Он являл собой образец ученого, каким мы его представляем и какого в реальности не встретишь
Главным содержанием его жизни была ежедневная увлеченная работа, движимая только и исключительно научным интересом («за всю жизнь я ни дня не потерял для архива», — эта часто повторяемая Фонкичем фраза может быть эпиграфом к его научной биографии). В своих изысканиях он был поистине неутомим и никогда не останавливался на достигнутом. Предмет он знал досконально, он просто жил в нем. Мы, слушатели, так его и воспринимали — как продолжателя и собеседника выдающихся предшественников, двигавших греческую палеографию на протяжении предыдущих столетий. Об основателе этой науки, монахе-бенедиктинце Бернаре де Монфоконе (1655–1741), Фонкич говорил как о близком друге, прекрасно представляя и мотивацию его работы, и методы, и природу результатов. Восхищение Фонкича Монфоконом было беспредельно, при этом он часто указывал на ошибки и спорил с ним. «А какой у него острый, живой взгляд!» — с восторгом показывал Фонкич гравюрный портрет Монфокона, и слушатели тоже навсегда становились его горячими поклонниками. И если Монфокон был основателем греческой палеографии, то Фонкич поднял эту науку на новую высоту: в его работах, с одной стороны, подытоживаются ее предыдущие достижения, а с другой — открываются пути будущего развития, указываются его отправные точки и возможные траектории движения.

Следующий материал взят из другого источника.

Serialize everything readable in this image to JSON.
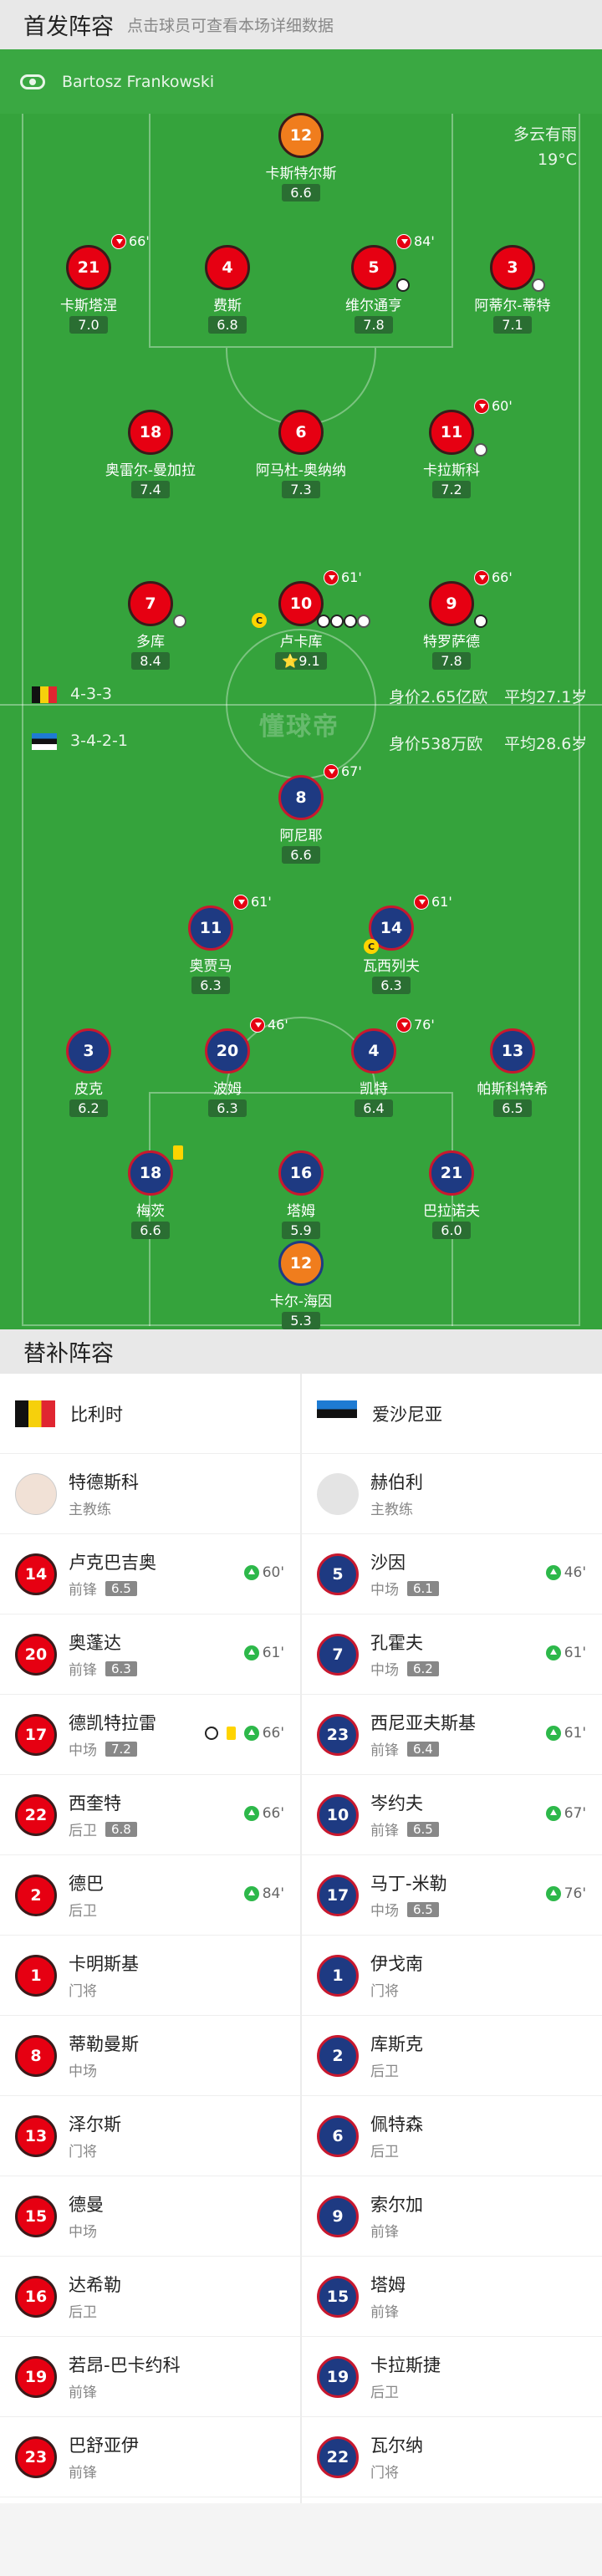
{
  "starting_header": {
    "title": "首发阵容",
    "hint": "点击球员可查看本场详细数据"
  },
  "referee": "Bartosz Frankowski",
  "weather": {
    "condition": "多云有雨",
    "temp": "19°C"
  },
  "watermark": "懂球帝",
  "belgium_summary": {
    "formation": "4-3-3",
    "value": "身价2.65亿欧",
    "age": "平均27.1岁"
  },
  "estonia_summary": {
    "formation": "3-4-2-1",
    "value": "身价538万欧",
    "age": "平均28.6岁"
  },
  "home_starters": [
    {
      "num": "12",
      "name": "卡斯特尔斯",
      "rating": "6.6"
    },
    {
      "num": "21",
      "name": "卡斯塔涅",
      "rating": "7.0",
      "sub": "66'"
    },
    {
      "num": "4",
      "name": "费斯",
      "rating": "6.8"
    },
    {
      "num": "5",
      "name": "维尔通亨",
      "rating": "7.8",
      "sub": "84'"
    },
    {
      "num": "3",
      "name": "阿蒂尔-蒂特",
      "rating": "7.1"
    },
    {
      "num": "18",
      "name": "奥雷尔-曼加拉",
      "rating": "7.4"
    },
    {
      "num": "6",
      "name": "阿马杜-奥纳纳",
      "rating": "7.3"
    },
    {
      "num": "11",
      "name": "卡拉斯科",
      "rating": "7.2",
      "sub": "60'"
    },
    {
      "num": "7",
      "name": "多库",
      "rating": "8.4"
    },
    {
      "num": "10",
      "name": "卢卡库",
      "rating": "9.1",
      "sub": "61'"
    },
    {
      "num": "9",
      "name": "特罗萨德",
      "rating": "7.8",
      "sub": "66'"
    }
  ],
  "away_starters": [
    {
      "num": "8",
      "name": "阿尼耶",
      "rating": "6.6",
      "sub": "67'"
    },
    {
      "num": "11",
      "name": "奥贾马",
      "rating": "6.3",
      "sub": "61'"
    },
    {
      "num": "14",
      "name": "瓦西列夫",
      "rating": "6.3",
      "sub": "61'"
    },
    {
      "num": "3",
      "name": "皮克",
      "rating": "6.2"
    },
    {
      "num": "20",
      "name": "波姆",
      "rating": "6.3",
      "sub": "46'"
    },
    {
      "num": "4",
      "name": "凯特",
      "rating": "6.4",
      "sub": "76'"
    },
    {
      "num": "13",
      "name": "帕斯科特希",
      "rating": "6.5"
    },
    {
      "num": "18",
      "name": "梅茨",
      "rating": "6.6"
    },
    {
      "num": "16",
      "name": "塔姆",
      "rating": "5.9"
    },
    {
      "num": "21",
      "name": "巴拉诺夫",
      "rating": "6.0"
    },
    {
      "num": "12",
      "name": "卡尔-海因",
      "rating": "5.3"
    }
  ],
  "bench_header": {
    "title": "替补阵容"
  },
  "bench": {
    "home": {
      "team": "比利时",
      "coach": {
        "name": "特德斯科",
        "role": "主教练"
      },
      "players": [
        {
          "num": "14",
          "name": "卢克巴吉奥",
          "pos": "前锋",
          "rating": "6.5",
          "in": "60'"
        },
        {
          "num": "20",
          "name": "奥蓬达",
          "pos": "前锋",
          "rating": "6.3",
          "in": "61'"
        },
        {
          "num": "17",
          "name": "德凯特拉雷",
          "pos": "中场",
          "rating": "7.2",
          "in": "66'"
        },
        {
          "num": "22",
          "name": "西奎特",
          "pos": "后卫",
          "rating": "6.8",
          "in": "66'"
        },
        {
          "num": "2",
          "name": "德巴",
          "pos": "后卫",
          "rating": "",
          "in": "84'"
        },
        {
          "num": "1",
          "name": "卡明斯基",
          "pos": "门将"
        },
        {
          "num": "8",
          "name": "蒂勒曼斯",
          "pos": "中场"
        },
        {
          "num": "13",
          "name": "泽尔斯",
          "pos": "门将"
        },
        {
          "num": "15",
          "name": "德曼",
          "pos": "中场"
        },
        {
          "num": "16",
          "name": "达希勒",
          "pos": "后卫"
        },
        {
          "num": "19",
          "name": "若昂-巴卡约科",
          "pos": "前锋"
        },
        {
          "num": "23",
          "name": "巴舒亚伊",
          "pos": "前锋"
        }
      ]
    },
    "away": {
      "team": "爱沙尼亚",
      "coach": {
        "name": "赫伯利",
        "role": "主教练"
      },
      "players": [
        {
          "num": "5",
          "name": "沙因",
          "pos": "中场",
          "rating": "6.1",
          "in": "46'"
        },
        {
          "num": "7",
          "name": "孔霍夫",
          "pos": "中场",
          "rating": "6.2",
          "in": "61'"
        },
        {
          "num": "23",
          "name": "西尼亚夫斯基",
          "pos": "前锋",
          "rating": "6.4",
          "in": "61'"
        },
        {
          "num": "10",
          "name": "岑约夫",
          "pos": "前锋",
          "rating": "6.5",
          "in": "67'"
        },
        {
          "num": "17",
          "name": "马丁-米勒",
          "pos": "中场",
          "rating": "6.5",
          "in": "76'"
        },
        {
          "num": "1",
          "name": "伊戈南",
          "pos": "门将"
        },
        {
          "num": "2",
          "name": "库斯克",
          "pos": "后卫"
        },
        {
          "num": "6",
          "name": "佩特森",
          "pos": "后卫"
        },
        {
          "num": "9",
          "name": "索尔加",
          "pos": "前锋"
        },
        {
          "num": "15",
          "name": "塔姆",
          "pos": "前锋"
        },
        {
          "num": "19",
          "name": "卡拉斯捷",
          "pos": "后卫"
        },
        {
          "num": "22",
          "name": "瓦尔纳",
          "pos": "门将"
        }
      ]
    }
  }
}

Эти точки и траектории Фонкич наметил в ходе многолетних наблюдений над рукописями самых разных мировых собраний. Круг его задач составляли датировка и локализация рукописей (как маюскульных, так и минускульных), идентификация писцов по почерку, реконструкция истории бытования отдельных кодексов и целых библиотечных собраний, изучение греческих документов, устранение лакун в истории греческо-русских связей и многое другое. В противовес многим ученым, палеографам в том числе, специализирующимся на каком-то определенном временном промежутке или локальном отрезке, Фонкич изучал все доступные ему греческие рукописи (и документы) всех хронологических периодов: начиная с IV века н.э. (более ранних памятников на пергамене или бумаге до нашего времени не сохранилось) и заканчивая образцами кодексов уже «печатной» эпохи, конца XVIII — конца XIX веков, и все его публикации содержат новые и актуальные открытия (часто — определяющие для мировой науки).

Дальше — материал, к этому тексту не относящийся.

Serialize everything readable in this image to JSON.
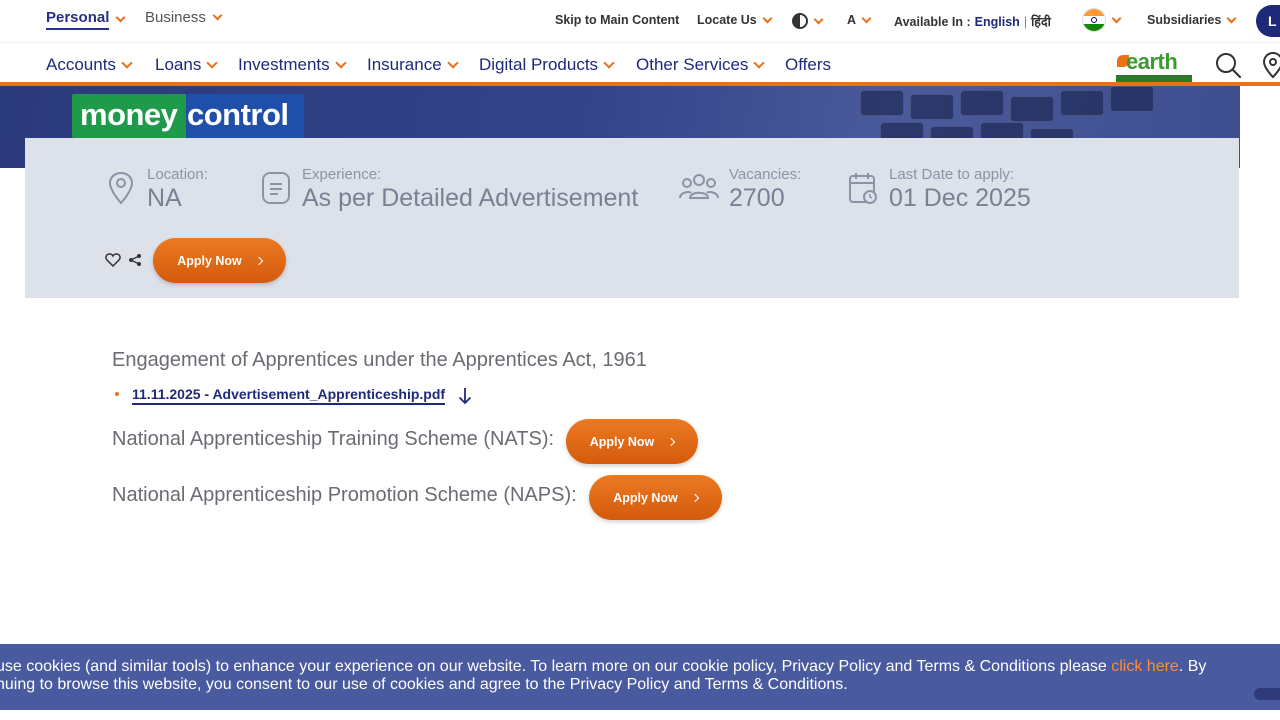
{
  "top": {
    "segments": [
      "Personal",
      "Business"
    ],
    "skip": "Skip to Main Content",
    "locate": "Locate Us",
    "font_label": "A",
    "available_label": "Available In :",
    "lang_english": "English",
    "lang_sep": "|",
    "lang_hindi": "हिंदी",
    "subsidiaries": "Subsidiaries",
    "login": "L"
  },
  "nav": {
    "items": [
      "Accounts",
      "Loans",
      "Investments",
      "Insurance",
      "Digital Products",
      "Other Services",
      "Offers"
    ],
    "earth_logo_text": "earth"
  },
  "banner": {
    "logo_part1": "money",
    "logo_part2": "control"
  },
  "job": {
    "location_label": "Location:",
    "location_value": "NA",
    "experience_label": "Experience:",
    "experience_value": "As per Detailed Advertisement",
    "vacancies_label": "Vacancies:",
    "vacancies_value": "2700",
    "last_date_label": "Last Date to apply:",
    "last_date_value": "01 Dec 2025",
    "apply_label": "Apply Now"
  },
  "content": {
    "title": "Engagement of Apprentices under the Apprentices Act, 1961",
    "pdf_link": "11.11.2025 - Advertisement_Apprenticeship.pdf",
    "nats_label": "National Apprenticeship Training Scheme (NATS):",
    "naps_label": "National Apprenticeship Promotion Scheme (NAPS):",
    "apply_label": "Apply Now"
  },
  "cookie": {
    "line1_start": "use cookies (and similar tools) to enhance your experience on our website. To learn more on our cookie policy, Privacy Policy and Terms & Conditions please ",
    "line1_link": "click here",
    "line1_end": ". By",
    "line2": "nuing to browse this website, you consent to our use of cookies and agree to the Privacy Policy and Terms & Conditions."
  },
  "colors": {
    "brand_blue": "#1e2a78",
    "accent_orange": "#e8711a",
    "card_grey": "#dde1ea",
    "cookie_bg": "#4a5a9e"
  }
}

Впрочем, с мировой наукой отношения у Фонкича были непростыми. Его имя стало известным и признанным после публикации первых же работ. Впоследствии он был знаком и дружен с выдающимися специалистами своего времени, в их числе филолог и палеограф Жан Иригуэн, хранитель рукописей Ватиканской библиотеки Поль Канар, знаменитый грек Манусос Манусакас, почетный профессор оксфордского Линкольн-колледжа Найджел Вилсон и др. Знакомство сначала было заочным, по доступным изданиям (в советские годы Фонкич был фактически невыездным, возможность поехать изучать европейские рукописные собрания у него появилась лишь в конце 1980-х). С 1981 года и до кончины Фонкич был членом Международного комитета по греческой палеографии (именно благодаря его выдающимся трудам русский язык стал рабочим языком мировых конгрессов по палеографии). В1994-м избран членом-корреспондентом Афинской академии, в 2001-м — почетным доктором Фессалоникского университета имени Аристотеля. В апреле 2021 в посольстве Греции в Москве состоялась церемония награждения Бориса Львовича орденом Феникса, государственной наградой Греческой Республики. Так греки выразили признательность человеку, который учил их собственной истории. «Он находит автографы наших святых», — благоговейно говорили о нем, когда в 1990-х годах у него появилась, наконец, возможность поработать в библиотеках афонских монастырей.
Изменение жизни, доступность собраний крупнейших европейских библиотек, получение перечисленных регалий (весьма, впрочем, скромных для ученого такого масштаба) еще больше увеличили объемы и интенсивность научной работы Бориса Львовича. 60-летие своей исследовательской деятельности он встретил, бросив мировому научному сообществу настоящий вызов: он предложил новаторскую методику определения датировки греческих маюскульных рукописей — эта проблема до сих пор остается в науке не решенной удовлетворительно. Хуже того, с 1960-х годов исследования таких манускриптов ведутся по ошибочному пути. По сути дела, Фонкич предложил специалистам задачу, требующую определенного мужества, — отказаться от сделанных наукой «достижений» и, вернувшись в исходную точку (т.е. в середину XX века, когда палеография переживала свой расцвет), начать весь путь заново. Такая перспектива (признать свои ошибки) не встретила у «заслуженной» аудитории большого энтузиазма, что, хотя и было ожидаемо, весьма огорчало Бориса Львовича, для которого главным и единственным в науке был не относительный, а абсолютный результат.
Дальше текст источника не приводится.